Of course, what’s the price for that? In order to “escape”, he has to essentially become the very man that put him in this position, the man known as Hannibal Lecter who seems to be burrowing deeper and deeper into everyone’s minds, from Will to Jack to du Maurier. Just look at the way Will manipulates Beverly; it’s incredibly Hannibal-esque, gaining an ally by promising to catch other murderers. Just look at the way he repeats Hannibal’s own words. Our characters are caught in this spiral, just looking for a chance to break free.
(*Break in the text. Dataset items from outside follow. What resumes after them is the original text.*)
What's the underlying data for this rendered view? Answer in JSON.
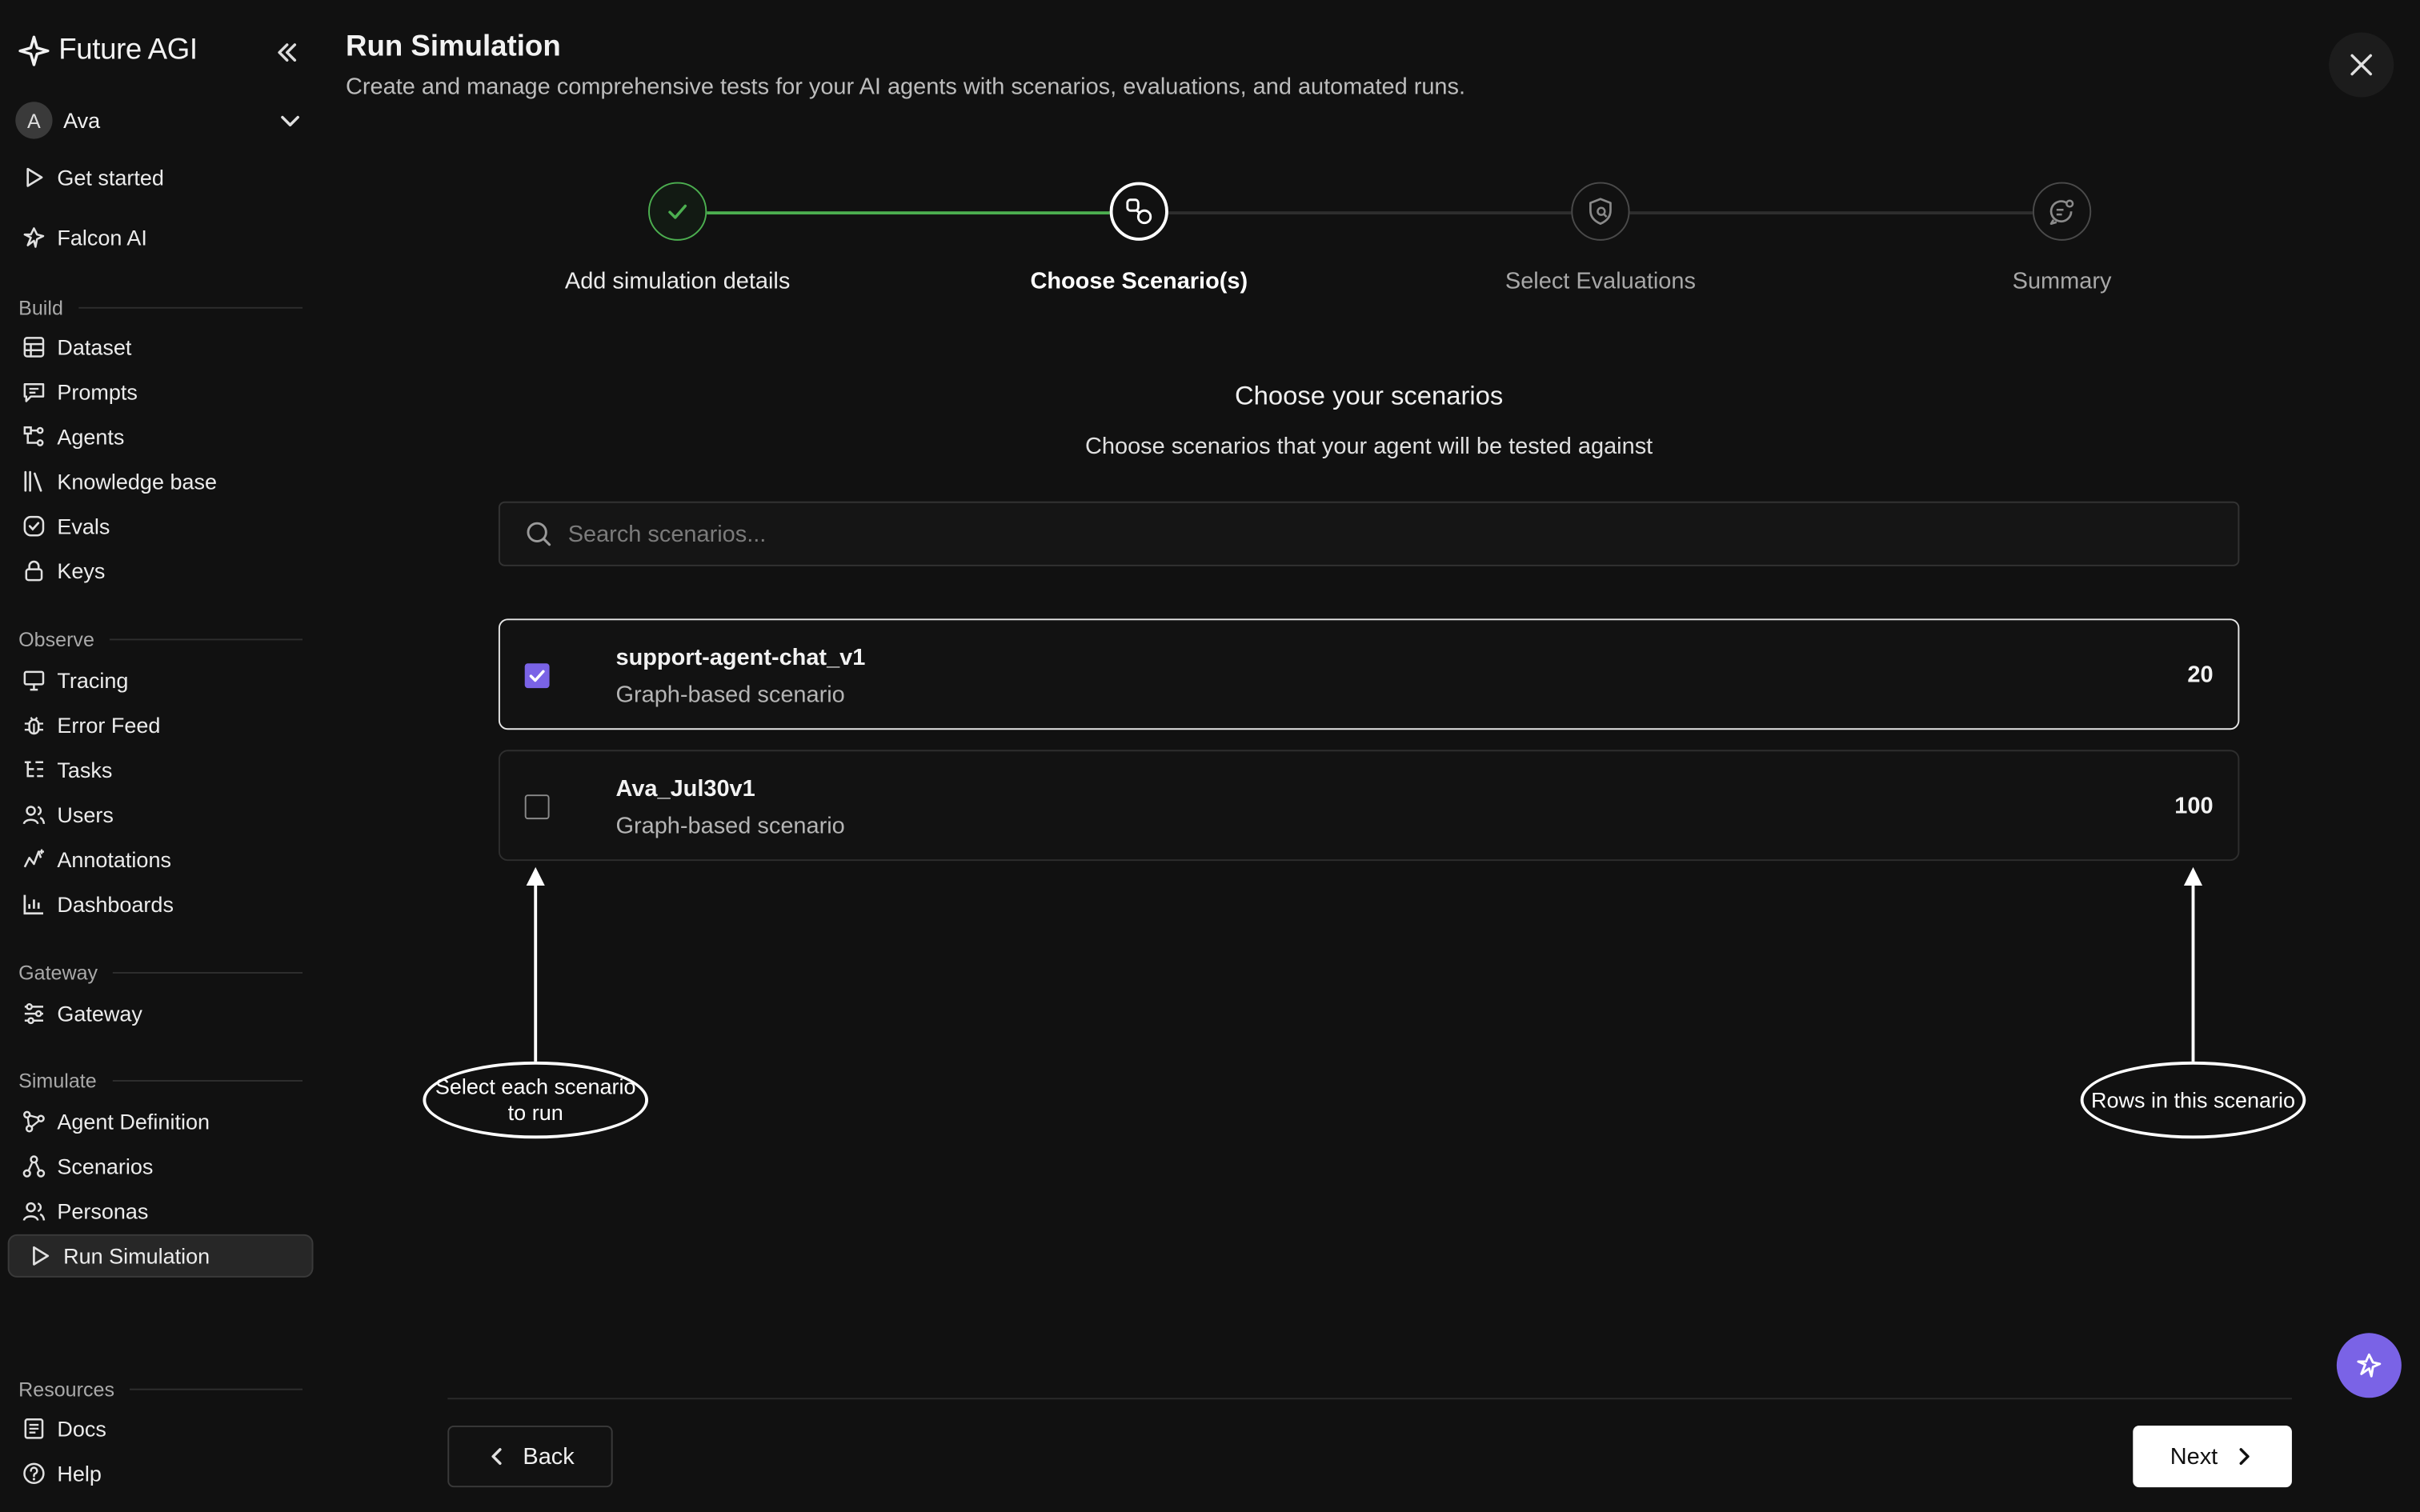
{
  "brand": {
    "name": "Future AGI"
  },
  "workspace": {
    "initial": "A",
    "name": "Ava"
  },
  "sidebar": {
    "top_items": [
      {
        "label": "Get started",
        "icon": "play-icon"
      },
      {
        "label": "Falcon AI",
        "icon": "falcon-icon"
      }
    ],
    "sections": {
      "build": "Build",
      "observe": "Observe",
      "gateway": "Gateway",
      "simulate": "Simulate",
      "resources": "Resources"
    },
    "build_items": [
      "Dataset",
      "Prompts",
      "Agents",
      "Knowledge base",
      "Evals",
      "Keys"
    ],
    "observe_items": [
      "Tracing",
      "Error Feed",
      "Tasks",
      "Users",
      "Annotations",
      "Dashboards"
    ],
    "gateway_items": [
      "Gateway"
    ],
    "simulate_items": [
      "Agent Definition",
      "Scenarios",
      "Personas",
      "Run Simulation"
    ],
    "resources_items": [
      "Docs",
      "Help"
    ]
  },
  "page": {
    "title": "Run Simulation",
    "subtitle": "Create and manage comprehensive tests for your AI agents with scenarios, evaluations, and automated runs."
  },
  "steps": [
    {
      "label": "Add simulation details",
      "state": "done"
    },
    {
      "label": "Choose Scenario(s)",
      "state": "active"
    },
    {
      "label": "Select Evaluations",
      "state": "pending"
    },
    {
      "label": "Summary",
      "state": "pending"
    }
  ],
  "content": {
    "heading": "Choose your scenarios",
    "subheading": "Choose scenarios that your agent will be tested against",
    "search_placeholder": "Search scenarios..."
  },
  "scenarios": [
    {
      "name": "support-agent-chat_v1",
      "type": "Graph-based scenario",
      "count": "20",
      "selected": true
    },
    {
      "name": "Ava_Jul30v1",
      "type": "Graph-based scenario",
      "count": "100",
      "selected": false
    }
  ],
  "annotations": {
    "select": "Select each scenario to run",
    "rows": "Rows in this scenario"
  },
  "footer": {
    "back": "Back",
    "next": "Next"
  },
  "colors": {
    "accent": "#7a63e6",
    "success": "#4caf50",
    "background": "#111111"
  }
}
Yet, it’s not all hopeless. Hannibal’s perfectly crafted world is starting to crack, and Will’s using the knowledge of Lecter’s genuine desire of friendship against him. In addition, perhaps one of Hannibal’s one true companions–Bedelia–decides to leave, getting the hell out before she’s caught in this spiral. It’s gutsy of her and could possibly increase the risk of her dying, but I don’t necessarily feel like that’s going to happen; Hannibal seems to respect the decision, disappointed but understanding, to an extent.

Bedelia then makes her way over to Will before she leaves, whispering in his ear “I believe you.” How devastating it must be for your one true ally to make herself known before leaving for forever, but how thrilling it must be to have someone support you after months of the opposite. I am very excited to see where this Will Graham goes next.

Finally, the episode does a really nice job of comparing Will and Hannibal’s methods of crime-solving: Hannibal with his sniffing. The difference here, though, is that he doesn’t take on the toll that Will does when he solves crimes; it’s merely an art, if you will. This is just like the color palette, the eye serving as a metaphor for the way Hannibal himself kills and later crafts. For, although Hannibal manipulates the color palette killer, he also is the only one who truly understands him; “I love the work” continues with the dark sense of humor, but it’s also a genuine sentiment. When Hannibal is going on about God, we’re left to wonder: is he God? Is he the Devil? Is Will Graham reflected in the eyes of Hannibal Lecter?

GRADE: A-

OTHER THOUGHTS

-“There is no God.” “Not with that attitude.” Oh, Hannibal.

-I liken Umber’s escape to one of a slave; anyone else? It’s definitely really hard to watch.

-Stop making human leg veal chops look so good, show!

-Hopefully we see Anderson–who’s just fantastic and hasn’t aged–again. She’s off working on The Fall and Crisis, but Fuller has expressed interest in getting her back to finish out her arc. Hopefully, that doesn’t mean death.

-Not enough Winston.

-“I made you pliable. Molded you. Set and sealed you where you lay. This is my design. A dead eye of vision and consciousness. I am fixed and unseeing. Unless someone else sees me. … One of these things is not like the others. One these things just doesn’t belong. Who are you? Why are you so different from everyone else? I didn’t put you here. You are not my design.” Hugh Dancy, everyone.